Там есть пророческая глава: действие с руанской площади, из огня и дыма костра переносится… перетекает… в Москву! И начинается ее освобождение!
Мотылек кружится у лампы и садится затем на страницу, рядом с пишущим пером. Он весеннего зеленого цвета, у него длинные прозрачные крылышки с золотыми прожилками. Его имя начинается на “хризо”… (в просторечии “муравьиный лев”)…
Неожиданно, налетая, повергнув меня в испуганное изумление: в моем левом ухе оказался палец! Невидимый палец! И прочищает его тем вращательным движением, какое я делал множество раз, после купания, избавляясь от попавшей в ухо воды.
И внутри меня – далеко-далеко – прозвучал полный страдания голос К.:
nicolasjesuisperduerappellemoijesuischezboubi*
Если это крик о помощи, преодолевший сотни километров… как отказать?
Если это что-то другое – как поступить?
Колеблясь, я все-таки спустился и позади дома, в дровянике нашел велосипед сестры Доминики. И помчался к ближайшему телефону в полной августовской темноте.
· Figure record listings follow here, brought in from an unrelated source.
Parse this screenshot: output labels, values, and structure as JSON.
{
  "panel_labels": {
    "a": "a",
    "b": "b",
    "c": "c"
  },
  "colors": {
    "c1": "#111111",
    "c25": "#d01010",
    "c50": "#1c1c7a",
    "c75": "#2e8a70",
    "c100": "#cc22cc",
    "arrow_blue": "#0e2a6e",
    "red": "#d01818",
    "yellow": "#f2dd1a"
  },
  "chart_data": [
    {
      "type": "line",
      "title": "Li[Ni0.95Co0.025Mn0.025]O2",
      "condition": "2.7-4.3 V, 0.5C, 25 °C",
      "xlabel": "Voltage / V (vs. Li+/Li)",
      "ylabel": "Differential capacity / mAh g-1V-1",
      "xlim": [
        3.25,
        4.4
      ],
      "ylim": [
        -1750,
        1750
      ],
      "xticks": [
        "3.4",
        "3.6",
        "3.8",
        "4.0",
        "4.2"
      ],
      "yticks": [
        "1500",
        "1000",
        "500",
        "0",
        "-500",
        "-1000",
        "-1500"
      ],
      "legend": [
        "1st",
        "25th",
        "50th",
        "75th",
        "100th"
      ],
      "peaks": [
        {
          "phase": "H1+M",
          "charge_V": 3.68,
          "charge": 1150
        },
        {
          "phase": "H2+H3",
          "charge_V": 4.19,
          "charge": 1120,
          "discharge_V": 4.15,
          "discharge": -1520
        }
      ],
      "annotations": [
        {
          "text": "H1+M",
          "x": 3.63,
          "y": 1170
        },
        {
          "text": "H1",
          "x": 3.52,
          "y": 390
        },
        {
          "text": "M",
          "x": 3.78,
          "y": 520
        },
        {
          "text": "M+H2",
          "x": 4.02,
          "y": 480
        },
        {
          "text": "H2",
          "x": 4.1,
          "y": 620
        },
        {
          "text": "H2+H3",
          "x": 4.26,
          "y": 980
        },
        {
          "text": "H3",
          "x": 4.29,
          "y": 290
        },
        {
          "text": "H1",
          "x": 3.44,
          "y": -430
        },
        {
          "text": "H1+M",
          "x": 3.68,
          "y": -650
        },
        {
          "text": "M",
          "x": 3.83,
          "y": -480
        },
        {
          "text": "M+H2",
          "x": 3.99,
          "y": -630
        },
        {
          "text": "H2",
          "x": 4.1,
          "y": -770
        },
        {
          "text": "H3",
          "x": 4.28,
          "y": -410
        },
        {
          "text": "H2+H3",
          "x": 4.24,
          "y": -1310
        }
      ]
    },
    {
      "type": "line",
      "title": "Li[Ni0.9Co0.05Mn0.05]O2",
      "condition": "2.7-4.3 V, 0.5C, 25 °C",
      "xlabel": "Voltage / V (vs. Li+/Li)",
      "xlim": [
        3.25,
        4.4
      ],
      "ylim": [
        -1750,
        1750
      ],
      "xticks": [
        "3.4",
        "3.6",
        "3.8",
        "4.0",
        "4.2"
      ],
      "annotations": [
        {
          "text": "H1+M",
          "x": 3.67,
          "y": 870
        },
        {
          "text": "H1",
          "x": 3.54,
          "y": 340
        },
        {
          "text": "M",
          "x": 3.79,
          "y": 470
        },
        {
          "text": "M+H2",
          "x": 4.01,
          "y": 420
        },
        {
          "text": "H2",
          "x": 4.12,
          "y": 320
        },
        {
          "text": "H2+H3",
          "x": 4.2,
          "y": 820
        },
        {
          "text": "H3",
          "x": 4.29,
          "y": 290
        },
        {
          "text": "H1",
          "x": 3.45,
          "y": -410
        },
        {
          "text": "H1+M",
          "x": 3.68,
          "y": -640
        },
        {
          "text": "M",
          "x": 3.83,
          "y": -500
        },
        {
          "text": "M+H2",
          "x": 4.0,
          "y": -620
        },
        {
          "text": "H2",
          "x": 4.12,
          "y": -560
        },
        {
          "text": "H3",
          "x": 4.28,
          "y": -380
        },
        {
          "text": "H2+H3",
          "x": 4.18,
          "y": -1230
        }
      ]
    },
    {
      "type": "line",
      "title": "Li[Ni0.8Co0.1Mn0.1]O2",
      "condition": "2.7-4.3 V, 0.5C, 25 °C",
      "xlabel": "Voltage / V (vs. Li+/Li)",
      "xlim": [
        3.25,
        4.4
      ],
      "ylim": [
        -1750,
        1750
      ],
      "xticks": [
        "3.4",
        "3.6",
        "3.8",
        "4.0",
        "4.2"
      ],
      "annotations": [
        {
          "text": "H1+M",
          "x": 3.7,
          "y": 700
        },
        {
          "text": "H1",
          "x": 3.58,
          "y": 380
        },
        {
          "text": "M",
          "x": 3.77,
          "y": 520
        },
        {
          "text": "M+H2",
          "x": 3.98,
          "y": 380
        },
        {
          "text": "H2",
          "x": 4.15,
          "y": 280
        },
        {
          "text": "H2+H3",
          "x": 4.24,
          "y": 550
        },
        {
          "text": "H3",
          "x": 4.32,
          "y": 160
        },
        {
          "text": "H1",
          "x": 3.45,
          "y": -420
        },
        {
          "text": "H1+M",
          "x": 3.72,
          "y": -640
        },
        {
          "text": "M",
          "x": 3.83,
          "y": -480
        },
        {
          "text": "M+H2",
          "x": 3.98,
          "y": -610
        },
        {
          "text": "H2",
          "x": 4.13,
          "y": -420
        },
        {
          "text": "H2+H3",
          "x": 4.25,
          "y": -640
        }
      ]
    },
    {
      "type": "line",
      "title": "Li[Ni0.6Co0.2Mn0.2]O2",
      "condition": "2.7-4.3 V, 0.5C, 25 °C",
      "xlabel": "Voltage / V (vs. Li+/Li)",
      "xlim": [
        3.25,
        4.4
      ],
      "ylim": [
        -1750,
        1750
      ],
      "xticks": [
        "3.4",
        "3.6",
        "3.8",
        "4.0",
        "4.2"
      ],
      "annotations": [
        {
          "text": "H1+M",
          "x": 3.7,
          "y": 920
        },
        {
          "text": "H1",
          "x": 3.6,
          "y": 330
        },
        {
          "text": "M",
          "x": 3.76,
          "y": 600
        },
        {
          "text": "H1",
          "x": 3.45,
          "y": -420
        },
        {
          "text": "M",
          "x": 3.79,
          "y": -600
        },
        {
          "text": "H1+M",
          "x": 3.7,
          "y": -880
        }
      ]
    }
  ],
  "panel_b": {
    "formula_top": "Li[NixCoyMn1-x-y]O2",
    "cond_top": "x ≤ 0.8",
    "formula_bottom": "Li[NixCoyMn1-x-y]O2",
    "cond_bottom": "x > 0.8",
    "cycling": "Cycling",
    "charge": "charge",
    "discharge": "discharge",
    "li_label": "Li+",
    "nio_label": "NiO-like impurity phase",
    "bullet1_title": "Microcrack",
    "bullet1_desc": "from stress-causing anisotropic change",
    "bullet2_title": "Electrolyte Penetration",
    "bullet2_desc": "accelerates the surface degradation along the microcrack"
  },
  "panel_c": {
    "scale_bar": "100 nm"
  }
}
Будка ярко светилась во мраке.
Мой звонок в Германию К. разбудил.
Она едва говорила через рыдания:
– Je suis traquée, moquée, toute cassée! Ça me brole: je suis toute brolée je n’en comprends rien!**
* николяяпропалапозвонимнеяубуби
** Я вся избита, изломана, надо мной кто-то издевается! Меня что-то жжет: я вся горю! Я ничего не понимаю!
– Не плачь и слушай внимательно: к нашим жизням приложены страшные силы! Их понять невозможно: нужна защита от них!
В ответ К. плакала и восклицала.
Аппарат дал сигнал, что оплаченное время истекает. Ни одной монеты нет больше. И ночь вокруг. Ни души.
Нигде ни души.
– Не старайся понять. Повторяй – насколько ты можешь – повторяй имя… повторяй, не останавливаясь, имя Хрис…
Разговор прервался.
30.8. Сон: борьба с кем-то жирным, отвратительным, мягким, как вата, не вырывающимся, обволакивающим.
Сильные боли в груди, в плоской кости над солнечным сплетением. Ищу позу, в которой боль легче переносить: на коленях в постели, упираясь лбом в подушку. Боль, однако, делается все сильнее. Пот льется с меня градом.
Длится и длится.
Часа два спустя отпускает: в изнеможении засыпаю.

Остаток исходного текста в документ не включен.